SUSTAINABILITY, cilt.16, sa.17, ss.1-23, 2024 (SCI-Expanded)
Air pollution is a situation that negatively affects the health of humans and all living
things in nature and causes damage to the environment. The most important cause of air pollution
is the amount and density of substances called “particulate matter” above guidelines. Particulate
matter (PM) are mixed liquid droplets and solid particles with advective diameters less than 2.5 µm
(PM2.5—fine particles) and between 2.5 and 10 µm (PM2.5–10—coarse particles). PM10 is defined as
one that can remain in the air for a long time and settle in the respiratory tract, damaging the lungs.

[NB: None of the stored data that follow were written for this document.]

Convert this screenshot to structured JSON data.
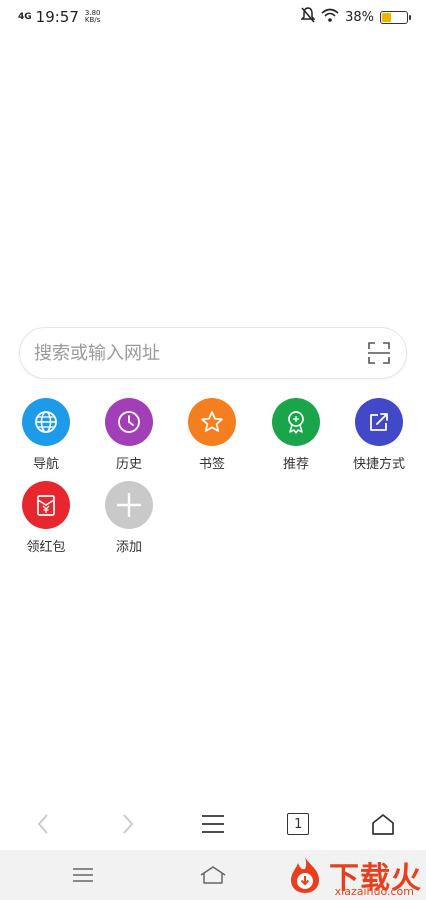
{
  "status_bar": {
    "network": "4G",
    "time": "19:57",
    "speed_value": "3.80",
    "speed_unit": "KB/s",
    "battery_percent": "38%",
    "battery_level": 0.38
  },
  "search": {
    "placeholder": "搜索或输入网址"
  },
  "shortcuts": [
    {
      "label": "导航",
      "icon": "globe-icon",
      "color": "#1e9be8"
    },
    {
      "label": "历史",
      "icon": "clock-icon",
      "color": "#a33fb6"
    },
    {
      "label": "书签",
      "icon": "star-icon",
      "color": "#f57f1f"
    },
    {
      "label": "推荐",
      "icon": "badge-icon",
      "color": "#1aa54a"
    },
    {
      "label": "快捷方式",
      "icon": "share-icon",
      "color": "#4149c9"
    },
    {
      "label": "领红包",
      "icon": "red-packet-icon",
      "color": "#e8262e"
    },
    {
      "label": "添加",
      "icon": "plus-icon",
      "color": "#c9c9c9"
    }
  ],
  "toolbar": {
    "tab_count": "1"
  },
  "watermark": {
    "text": "下载火",
    "url": "xiazaihuo.com"
  },
  "colors": {
    "accent": "#e8401c",
    "battery": "#f0b400"
  }
}
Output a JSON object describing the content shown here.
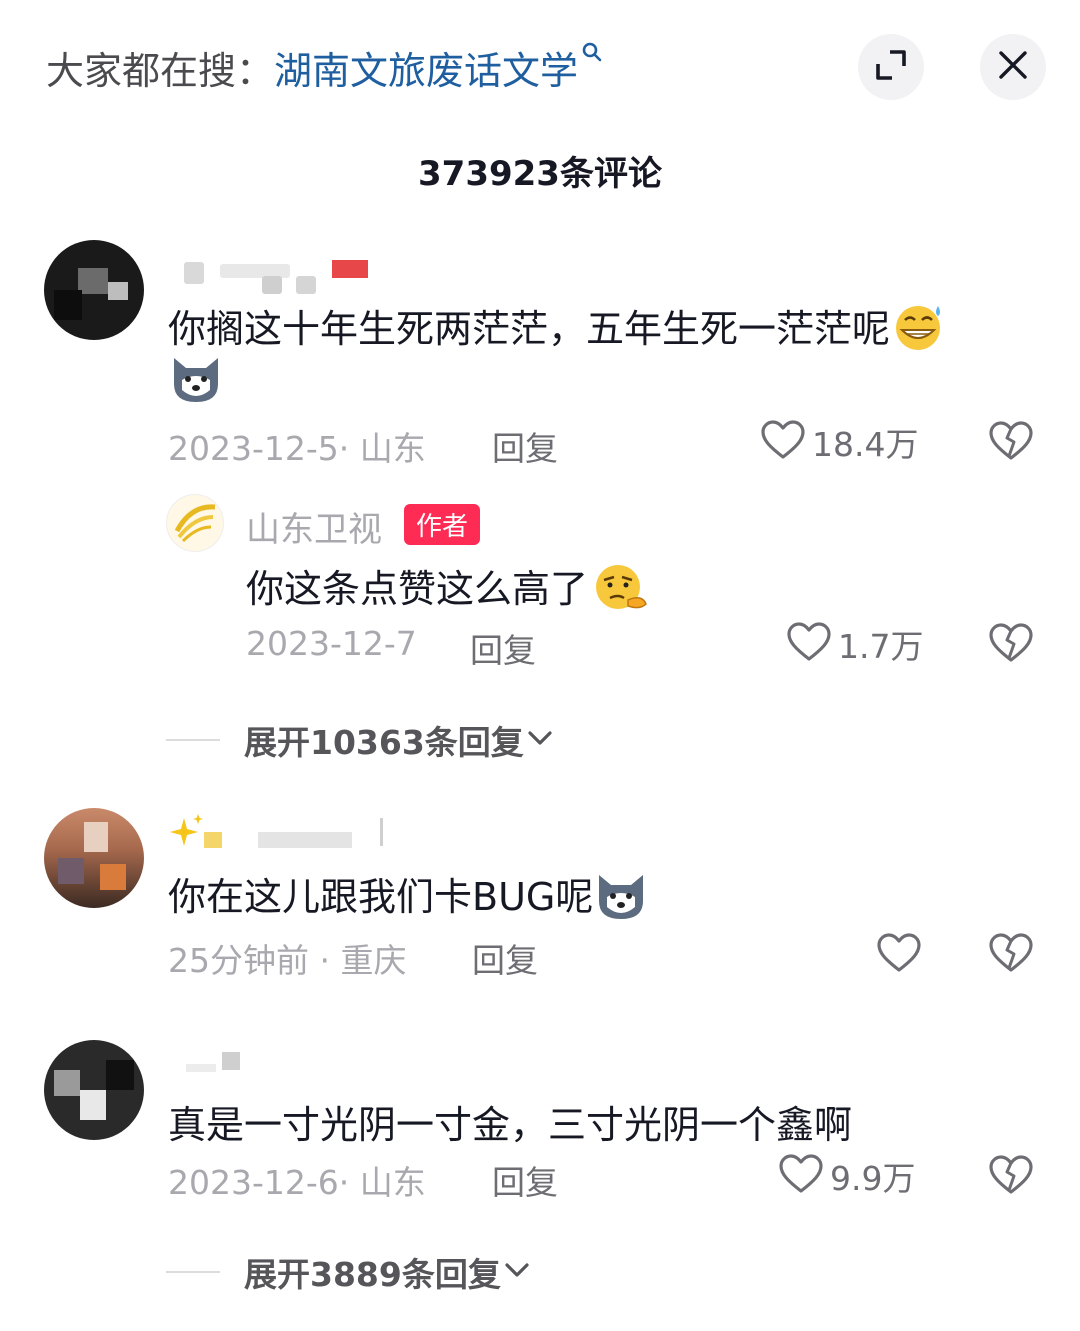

It is important to identify the underlying causes of air pollution caused by PM10. In this context,
these criteria need to be evaluated to minimize the negative effects of PM10. In the study, monthly
average PM10 data obtained from the Air Quality Monitoring Station in Kocaeli, Türkiye, between
2017 and 2023 are used. After determining the criteria for PM10, the criteria are prioritized with
the Intuitionistic Fuzzy AHP (IF-AHP) method by taking decision-maker opinions. The proposed
decision-making model aims to guide obtaining and focusing on the important causes of out-of-limit
and dangerous PM10 concentrations in the air. Additionally, PM10 data is analyzed in the context of
COVID-19 and a statistical analysis is conducted. One-way Analysis of Variance (ANOVA) is used
to evaluate whether there is a significant difference in average monthly data over the years. The
Games–Howell test, one of the post-hoc tests, is used for determining differences between groups
(years). In addition, monthly PM10 values for the future are estimated using the Expert Modeler tool
in the software IBM® SPSS® Statistics 22. The study is important in that it provides a focus on the
criteria affecting PM10 with an intuitionistic fuzzy perspective, along with statistical analysis.